In any event, as the payday lending kerfuffle plays out, via CAL Matters this morning, we learn about an arguably bigger problem  facing Californians with limited options for financing multi-thousand dollar costs in circumstances where they can’t just roll down to their local bank or credit union and get a loan, as you might for a new car.

Meet one Mr. Bonius, from Laguna Beach, who is waging a one-man war against “hey, you’re about to have a medical or dental procedure, here’s a pricey health care loan” firms:

Alan Bonius needed dental work.

Moments before he was given novocaine, his dentist recommended that he finance the cost through a promotional CareCredit program offered through Synchrony Bank. Not surprisingly, he didn’t read the fine print while girding for the needles and drills.

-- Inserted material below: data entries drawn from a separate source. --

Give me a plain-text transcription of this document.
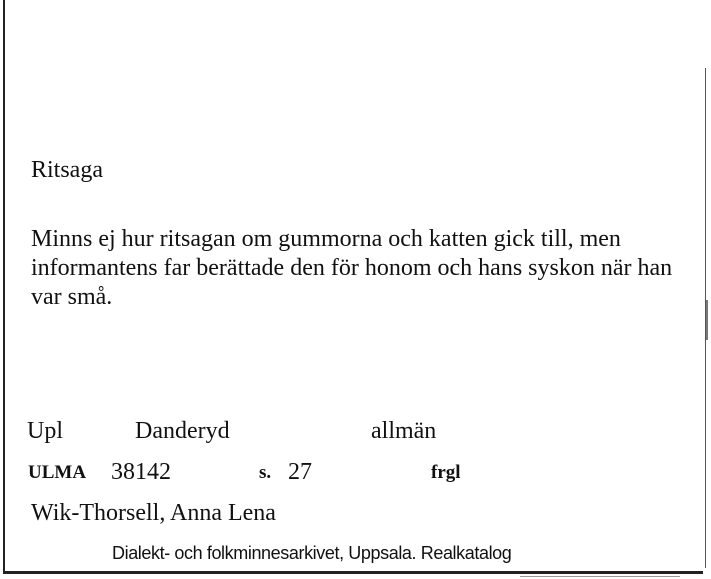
Ritsaga
Minns ej hur ritsagan om gummorna och katten gick till, men informantens far berättade den för honom och hans syskon när han var små.
Upl	Danderyd	allmän
ULMA 38142	s. 27	frgl
Wik-Thorsell, Anna Lena
Dialekt- och folkminnesarkivet, Uppsala. Realkatalog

Bonius, who describes himself as a private citizen from Laguna Beach, paid the minimum on the $1,388 bill each month, leaving him with $600 at the end of the promotional period. The shock came after the promotional period ended. The $600 balance jumped to $949.

Long story short:

  • He was charged interest on the original $1,388 bill, not on his balance.
  • He told his story to a friend at the Western Center on Law & Poverty.
  • The legal aid attorney got word to state Sen. Holly Mitchell, a Los Angeles Democrat, who turned it into Senate Bill 639, a measure to restrict interest charged on medical credit cards, a recurrent consumer issue.

Bonius, who traveled to Sacramento to testify in favor of the bill, told me: “I don’t want it to happen to me again or to anyone else. I’m one of those strange cats who believes in democracy.”

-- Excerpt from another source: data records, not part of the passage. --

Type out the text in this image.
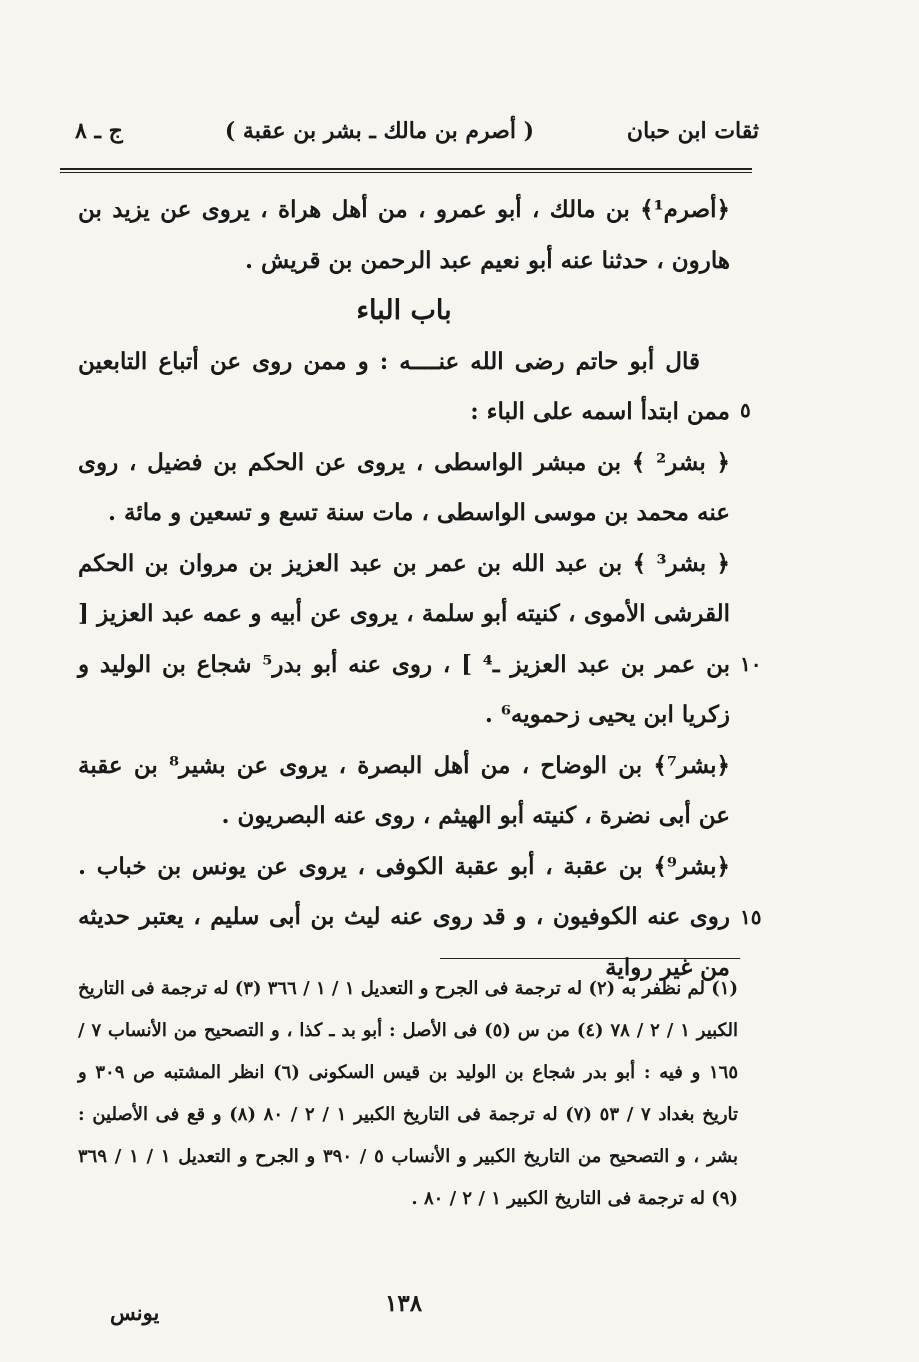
ثقات ابن حبان
( أصرم بن مالك ـ بشر بن عقبة )
ج ـ ٨

﴿أصرم¹﴾ بن مالك ، أبو عمرو ، من أهل هراة ، يروى عن يزيد بن هارون ، حدثنا عنه أبو نعيم عبد الرحمن بن قريش .

باب الباء

قال أبو حاتم رضى الله عنــــه : و ممن روى عن أتباع التابعين ممن ابتدأ اسمه على الباء :

﴿ بشر² ﴾ بن مبشر الواسطى ، يروى عن الحكم بن فضيل ، روى عنه محمد بن موسى الواسطى ، مات سنة تسع و تسعين و مائة .

﴿ بشر³ ﴾ بن عبد الله بن عمر بن عبد العزيز بن مروان بن الحكم القرشى الأموى ، كنيته أبو سلمة ، يروى عن أبيه و عمه عبد العزيز [ بن عمر بن عبد العزيز ـ⁴ ] ، روى عنه أبو بدر⁵ شجاع بن الوليد و زكريا ابن يحيى زحمويه⁶ .

﴿بشر⁷﴾ بن الوضاح ، من أهل البصرة ، يروى عن بشير⁸ بن عقبة عن أبى نضرة ، كنيته أبو الهيثم ، روى عنه البصريون .

﴿بشر⁹﴾ بن عقبة ، أبو عقبة الكوفى ، يروى عن يونس بن خباب . روى عنه الكوفيون ، و قد روى عنه ليث بن أبى سليم ، يعتبر حديثه من غير رواية

٥
١٠
١٥

(١) لم نظفر به (٢) له ترجمة فى الجرح و التعديل ١ / ١ / ٣٦٦ (٣) له ترجمة فى التاريخ الكبير ١ / ٢ / ٧٨ (٤) من س (٥) فى الأصل : أبو بد ـ كذا ، و التصحيح من الأنساب ٧ / ١٦٥ و فيه : أبو بدر شجاع بن الوليد بن قيس السكونى (٦) انظر المشتبه ص ٣٠٩ و تاريخ بغداد ٧ / ٥٣ (٧) له ترجمة فى التاريخ الكبير ١ / ٢ / ٨٠ (٨) و قع فى الأصلين : بشر ، و التصحيح من التاريخ الكبير و الأنساب ٥ / ٣٩٠ و الجرح و التعديل ١ / ١ / ٣٦٩ (٩) له ترجمة فى التاريخ الكبير ١ / ٢ / ٨٠ .

١٣٨
يونس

The bill passed 9-0 in its first committee, with no opposition. But the year is new, and several more hearings are ahead. We’ll keep an eye on this one to see if a guy from Laguna Beach who believes in democracy can change a law.

Surprise medical bills have been getting a pretty good trashing, nationally, in recent months. But this may be one of the most egregious examples of “surprise” billing we’ve heard of.

Unlike when a customer makes a decision to go online and take out a payday loan or walk into a physical shop– or indeed go to the bank to draw out money you don’t have or apply for a loan– when you’re already strapped into the dentist’s chair, freaking out about drilling and novocaine and all the rest of the usual dental horror that awaits most of us at a serious dentist’s visit, there is really no capacity to rationally weigh options or read the fine print before signing. Granted, a lot of people doing everything from signing up for gmail accounts to taking out payday loans to opening a new bank account under whose terms a bank can charge you up the wazoo for a bounced check or unauthorized overdraft do not in practice read the terms and conditions. But their ability to do so is far greater than Mr. Bonius’ seems to have been here.

In addition, the practice of charging interest on the whole bill as opposed to the portion he did not pay right then and there seems totally uncool. Ultimately, if you take out a $200 payday loan to cover the gap between the $400 you have in savings and the $600 bill from your auto mechanic when your Honda Accord breaks down, you pay interest on the $200, not the $600. Mr. Bonius’ experience seems just egregious– but the likelihood is that it’s relatively common.

Hopefully the legislature will get on this one and at least clarify that interest is chargeable on what’s borrowed but not on portions of bills that are not borrowed. With health care costs going up, up, up, it’s hard to believe legislators wouldn’t get credit for taking on this fight.